У Людмилы срывался голос.

— Ничьей семьи я не разрушала, — как можно сдержаннее отвечала она.

— Не разрушали, но он же приходил к вам?

— Ну и что?

— Как вы не поймете, вы же вносите разлад в семью! Пожалейте хоть детей!

— Послушайте, — внутренне собралась Людмила. — Могу я сказать слово?

— Говорите.

— Тягостно все это и больно… Война… Она отняла у меня мою любовь. Она — главная разлучница… Я все годы ждала, что он вернется. Ждала чего-то настоящего. Все устроится, думала. А жизнь уходила. Ровесницы мои давно уже и не один раз стали матерями. А я все ждала… Сначала солдат из армии, а потом сама не знаю кого! Думала, найдется человек, которого полюблю. Так и не нашелся… Вот вы все, семеро вас тут членов парткома, семеро мужчин, закончите сейчас свое заседание и куда пойдете? По домам. К женам, к детям. А я куда пойду? Вы об этом подумали?
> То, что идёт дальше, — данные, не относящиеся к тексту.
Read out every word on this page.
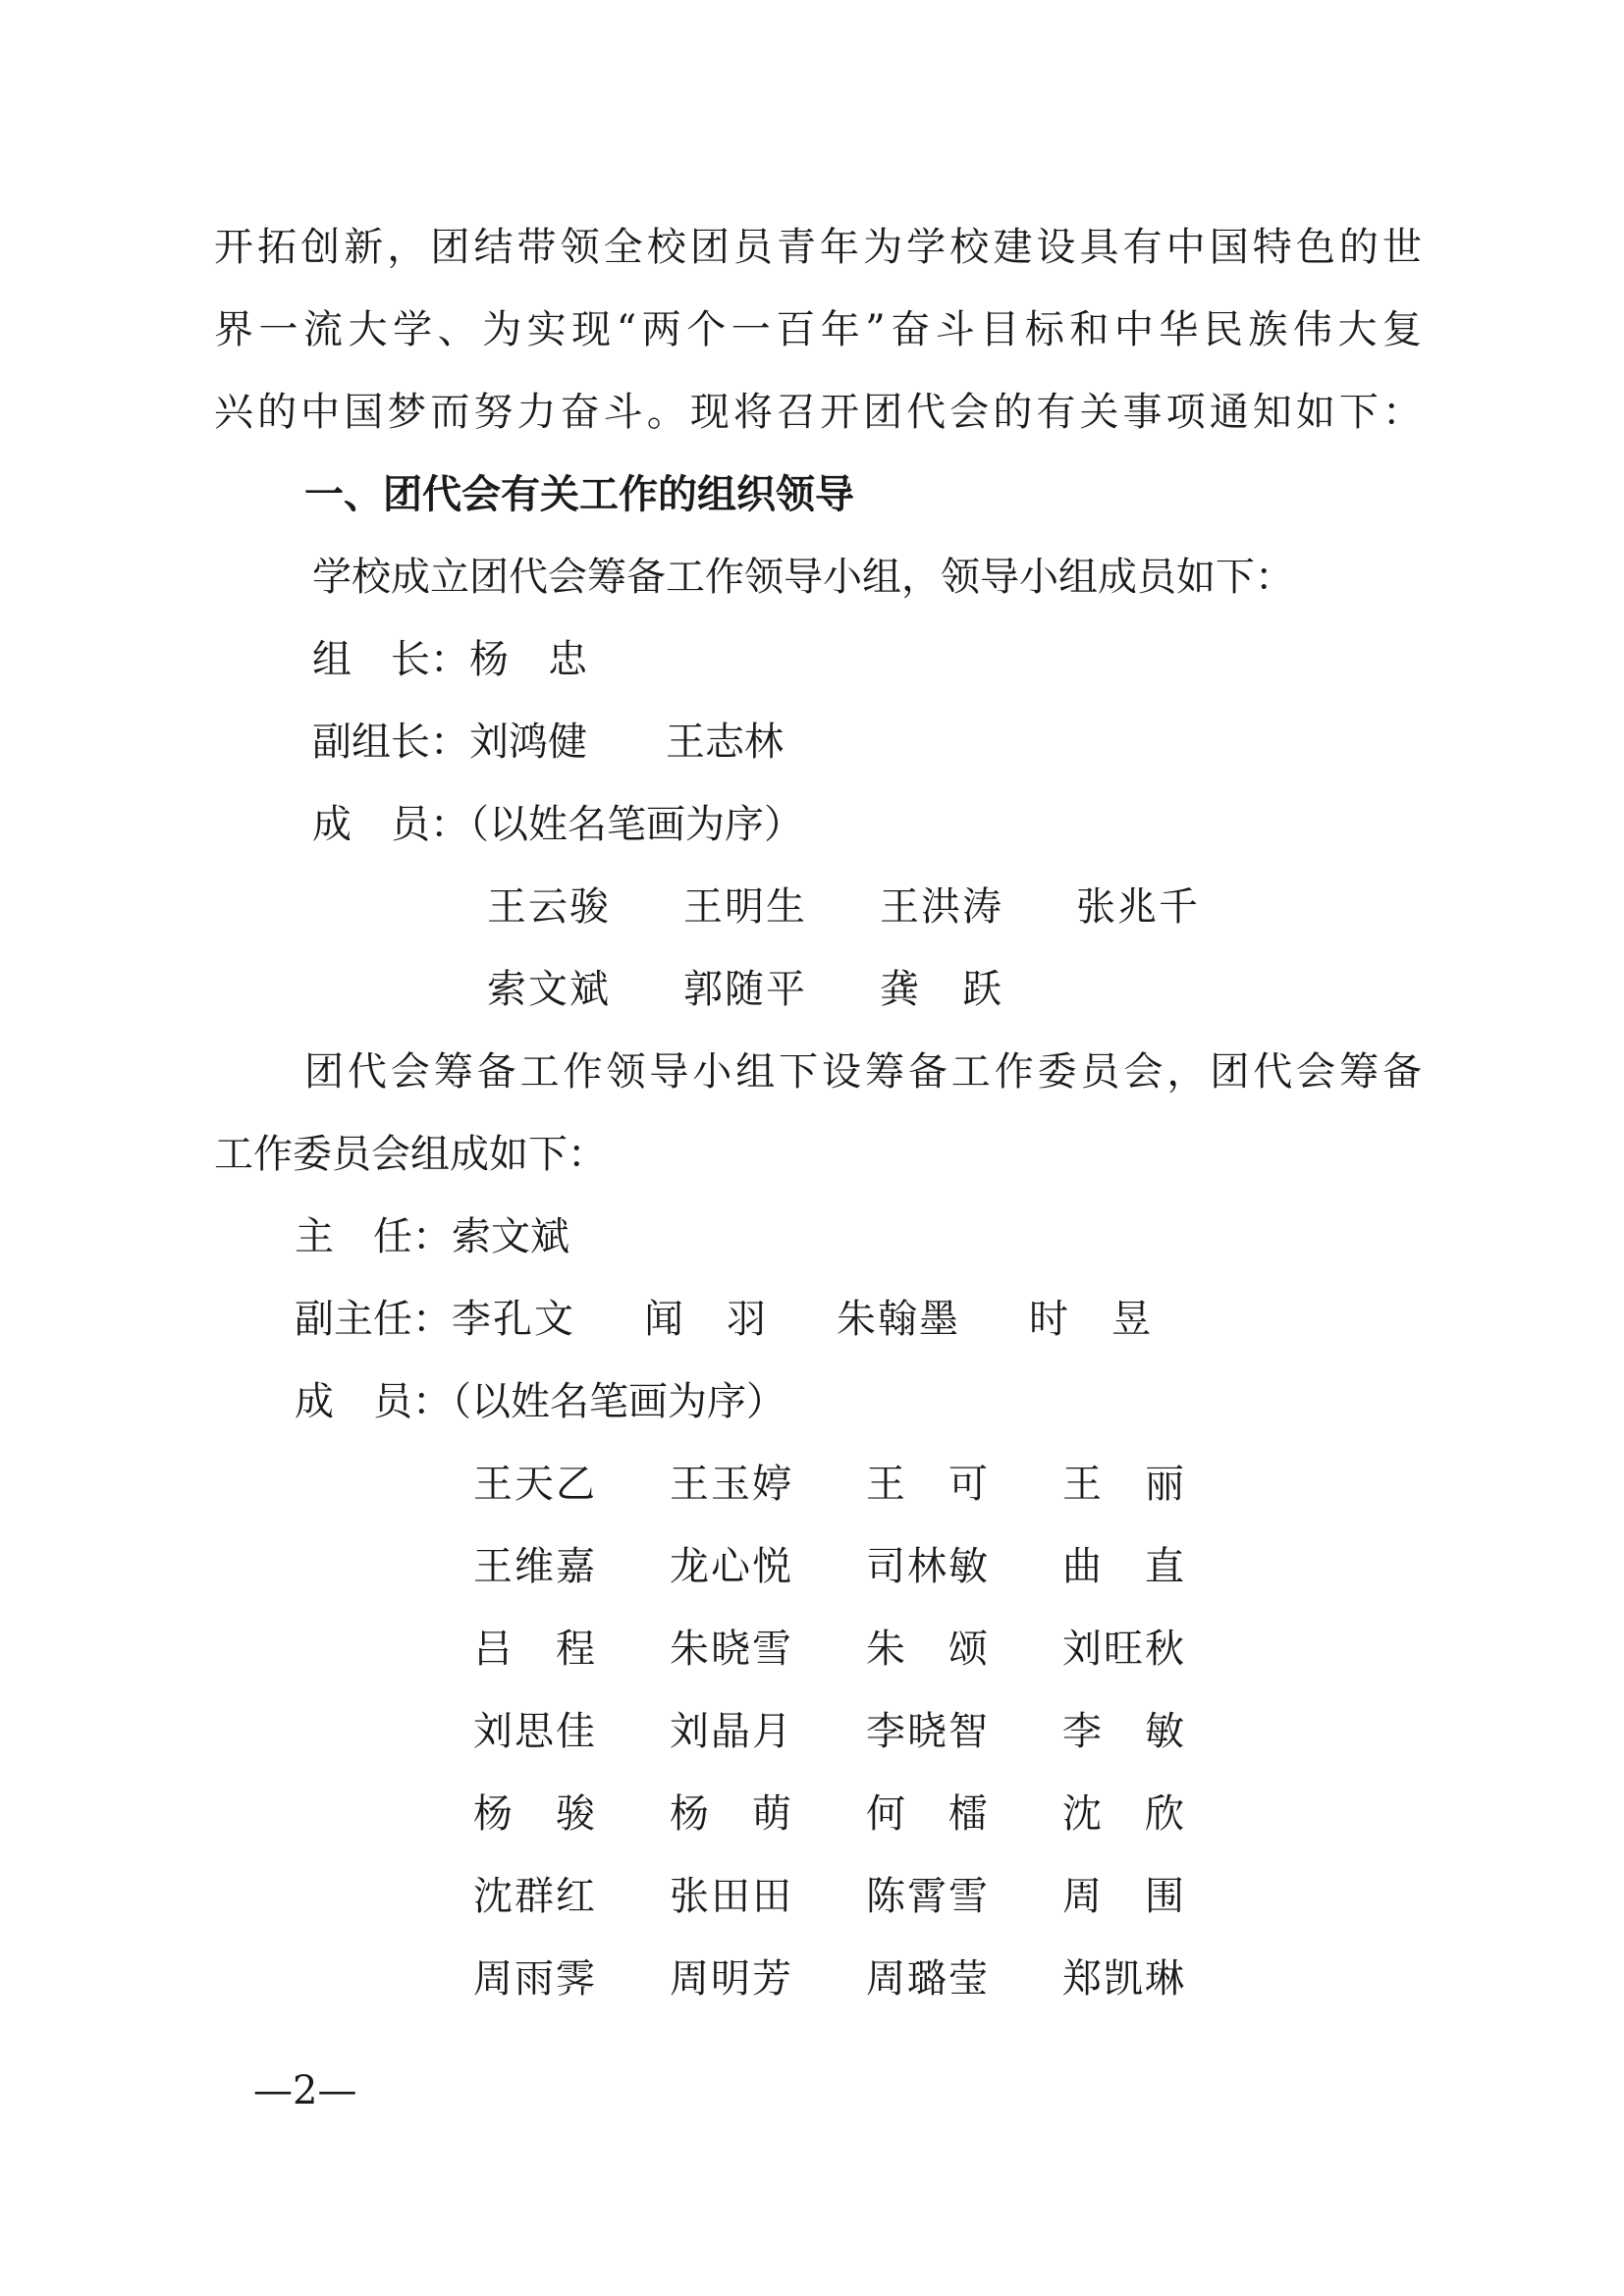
开拓创新，团结带领全校团员青年为学校建设具有中国特色的世
界一流大学、为实现“两个一百年”奋斗目标和中华民族伟大复
兴的中国梦而努力奋斗。现将召开团代会的有关事项通知如下：
一、团代会有关工作的组织领导
学校成立团代会筹备工作领导小组，领导小组成员如下：
组　长：杨　忠
副组长：刘鸿健 王志林
成　员：（以姓名笔画为序）
王云骏 王明生 王洪涛 张兆千
索文斌 郭随平 龚　跃
团代会筹备工作领导小组下设筹备工作委员会，团代会筹备
工作委员会组成如下：
主　任：索文斌
副主任：李孔文 闻　羽 朱翰墨 时　昱
成　员：（以姓名笔画为序）
王天乙 王玉婷 王　可 王　丽
王维嘉 龙心悦 司林敏 曲　直
吕　程 朱晓雪 朱　颂 刘旺秋
刘思佳 刘晶月 李晓智 李　敏
杨　骏 杨　萌 何　檑 沈　欣
沈群红 张田田 陈霄雪 周　围
周雨霁 周明芳 周璐莹 郑凯琳
—2—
Члены парткома молчали. Людмила стерла платком пот с лица, выпрямилась.

— Никакого отношения к Арутюняну я не имела и не имею. Может быть, он излишне нафантазировал кому-то… Никаких кур, как выражаются некоторые, я ему не строю и строить не собираюсь. Это слово коммуниста. И оплевать вы меня, товарищи, напрасно хотите.

Определенного решения принято не было. Взволнованная, обиженная, Людмила шла домой по темным улочкам совхозного поселка. У калитки ее дома, воткнувшись тупым носом в ворота, стоял незнакомый «газик». На кухне плавал сигаретный дым. За столом, не сняв плаща и кепки, сидел Павел Крутояров.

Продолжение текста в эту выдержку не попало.